Persistent homology has to be free, right? I've been convinced that the homology groups you get when computing the persistent homology of a data cloud have to be free. But now I'm second guessing myself. Can we quickly say why this has to be? It's not just because it's the homology of a simplicial complex, because those can have torsion.
 A: Here are a couple of different possible takes on the question.
Persistent homology is essentially always computed with coefficients in a field. And homology with coefficients in a field is always a vector space. But this is an incomplete answer for several reasons.
Equation (5) of Computing Persistent Homology explains how when persistent homology is computed over a field $F$, then the persistence module decomposes as a sum
$$ \left(\bigoplus_{i=1}^n \Sigma^{\alpha_i} F[t]\right) \oplus\left( \bigoplus_{j=1}^m \Sigma^{\gamma_j} F[t]/(t^{n_j})\right). $$
From this you can read off the persistent homology barcode: you have $n$ semi-infinite intervals of the form $[\alpha_i,\infty)$, and $m$ finite intervals of the form $[\gamma_j,\gamma_j+n_j)$. Note that the semi-infinite intervals correspond to free summands $F[t]$ (shifted forwards in time by $\alpha_i$), whereas the finite intervals correspond to torsion summands $F[t]/(t^{n_j})$ (shifted forwards in time by $\gamma_j$). So in this sense, every finite-length bar in persistent homology exhibits torsion "in time."

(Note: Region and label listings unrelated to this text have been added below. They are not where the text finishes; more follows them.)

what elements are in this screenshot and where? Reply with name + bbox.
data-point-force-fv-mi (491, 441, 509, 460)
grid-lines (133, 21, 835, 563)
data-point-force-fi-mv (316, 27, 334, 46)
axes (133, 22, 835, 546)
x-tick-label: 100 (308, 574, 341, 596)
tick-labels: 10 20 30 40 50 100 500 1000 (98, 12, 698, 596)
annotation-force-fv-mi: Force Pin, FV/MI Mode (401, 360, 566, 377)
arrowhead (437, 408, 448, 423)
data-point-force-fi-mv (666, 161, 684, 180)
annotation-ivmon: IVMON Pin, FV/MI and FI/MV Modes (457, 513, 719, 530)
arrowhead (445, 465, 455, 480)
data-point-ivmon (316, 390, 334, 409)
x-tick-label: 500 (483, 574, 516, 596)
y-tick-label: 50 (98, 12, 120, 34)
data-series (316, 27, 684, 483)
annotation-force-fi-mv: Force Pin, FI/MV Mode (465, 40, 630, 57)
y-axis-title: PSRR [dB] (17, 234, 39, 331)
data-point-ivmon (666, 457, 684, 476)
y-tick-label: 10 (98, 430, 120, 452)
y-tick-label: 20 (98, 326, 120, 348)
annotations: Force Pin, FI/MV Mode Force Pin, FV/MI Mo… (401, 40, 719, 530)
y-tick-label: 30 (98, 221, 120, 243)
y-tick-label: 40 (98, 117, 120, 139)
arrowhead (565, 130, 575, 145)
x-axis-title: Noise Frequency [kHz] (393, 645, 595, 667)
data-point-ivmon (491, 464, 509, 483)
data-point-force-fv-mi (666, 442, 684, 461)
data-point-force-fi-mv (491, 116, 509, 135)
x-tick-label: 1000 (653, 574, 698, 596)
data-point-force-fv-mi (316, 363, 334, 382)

But probably you are looking for torsion in space more than torsion in time. Vietoris-Rips and Čech simplicial complexes can certainly have torsion in them. As @MaximeRamzi and @JasonDeVito explain, take any non-orientable manifold you want, embed it in some high-dimensional Euclidean space, sample data points finely on this manifold, and then the Vietoris-Rips or Čech complex on this data (at appropriate scale parameters) will exhibit the torsion of this manifold.
Another way to see this is as follows. Take any simplicial complex $K$, say one with lots of torsion. The barycentric subdivision $sd(K)$ is a clique (or flag) simplicial complex. The one-skeleton of this barycentric subdivision $sd(K)$ is a graph, $sd(K)^{(1)}$. Let $X=V(sd(K)^{(1)})$ be the metric space whose set of points is the vertex set of this graph $sd(K)^{(1)}$, equipped with the shortest path metric in the graph. If you build the Vietoris-Rips complex on $X$ at scale parameter 1, then you see that you obtain $VR(X;1)=sd(K)$ as a Vietoris-Rips complex of a metric space. Since $sd(K)$ is homeomorphic to our original simplicial complex $K$, we see that we can realize the torsion of any simplicial complex as the torsion of some Vietoris-Rips complex.
There is active research on trying to do persistent homology with coefficients instead in the integers, which would allow this "torsion in space" to be measured even from the lens of persistent homology. See for example Generalized Persistence Diagrams.